Abdullah bin Ömer Ebu Hureyre hakkında şöyle der: "Ey Ebu Hureyre! Aramızda Hz. Peygamber'den hiç ayrılmayan sen olduğun gibi O'nun hadisini en iyi bilen de sen oldun." [Tirmizi, Sünen, II, 224; Zehebî, Siyer, II, 435; İbn Sa'd, Tabakât, II, 118; İbn Hacer Askalanî, Fethü'l-Bari, I, 225]

Resulullah meşhur sahabi Ebu Said el-Hudri'den gelen bir rivayette "Ebu Hureyre ilmin kabıdır." [el-Müstedrek'de tahriç edilmiştir.] diyerek onu senaların en güzeli ile sena etmiştir.

Ebu Hureyre'nin rivayet ettiği hadis-i şerifler bidat fırkalarının görüşlerini çürüttüğünden onu karalamaya ve rivayetlerini değersiz hale getirmeye çalışılmıştır. Ebu Hureyre aleyhine sayılabilecek ilk iddialar Şii kelamcıları Ebu Cafer el-İskafi ile Fazl bin Sazan'a dayanır. Mutezile mezhebine mensup Nazzam da bir takım iddialarda bulunmuştur. Çağdaş yazarlardan Mahmud Ebu Reyye Şia kaynakları başta olmak üzere, Ebu Hureyre hakkındaki rivayetleri çarpıtarak eserinde toplamış, takipçilerine malzeme sağlanmıştır. Ayrıca müsteşrikler de bu kuyuya taş atmışlardır.

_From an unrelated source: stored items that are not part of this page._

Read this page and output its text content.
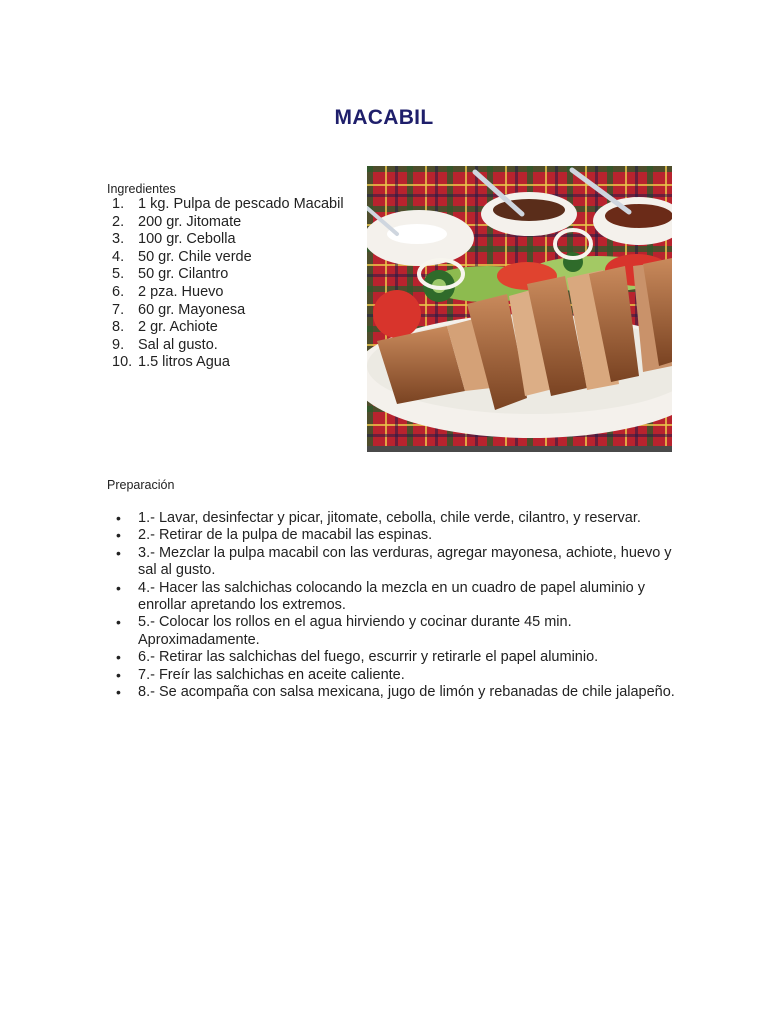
MACABIL
Ingredientes
1. 1 kg. Pulpa de pescado Macabil
2. 200 gr. Jitomate
3. 100 gr. Cebolla
4. 50 gr. Chile verde
5. 50 gr. Cilantro
6. 2 pza. Huevo
7. 60 gr. Mayonesa
8. 2 gr. Achiote
9. Sal al gusto.
10. 1.5 litros Agua
Preparación
• 1.- Lavar, desinfectar y picar, jitomate, cebolla, chile verde, cilantro, y reservar.
• 2.- Retirar de la pulpa de macabil las espinas.
• 3.- Mezclar la pulpa macabil con las verduras, agregar mayonesa, achiote, huevo y sal al gusto.
• 4.- Hacer las salchichas colocando la mezcla en un cuadro de papel aluminio y enrollar apretando los extremos.
• 5.- Colocar los rollos en el agua hirviendo y cocinar durante 45 min. Aproximadamente.
• 6.- Retirar las salchichas del fuego, escurrir y retirarle el papel aluminio.
• 7.- Freír las salchichas en aceite caliente.
• 8.- Se acompaña con salsa mexicana, jugo de limón y rebanadas de chile jalapeño.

Yapılan tenkitlere gerekli cevaplar bir çok eserde verilmiştir. Bunlardan Türkçeye çevrilmiş olan Mustafa Sıbai'nin İslam Hukukunda Sünnet eseri, buraya kadar zikr edilen bilgilerin iktibas edildiği Ramazan Balcı'nın Ebu Hureyre eseri, Osman Güner'in Ebu Hureyre'ye Yönelik Eleştiriler eseri ve ismini burada zikretmediğimiz nice eserler şüpheye yer bırakmayacak şekilde meseleyi izah etmişlerdir.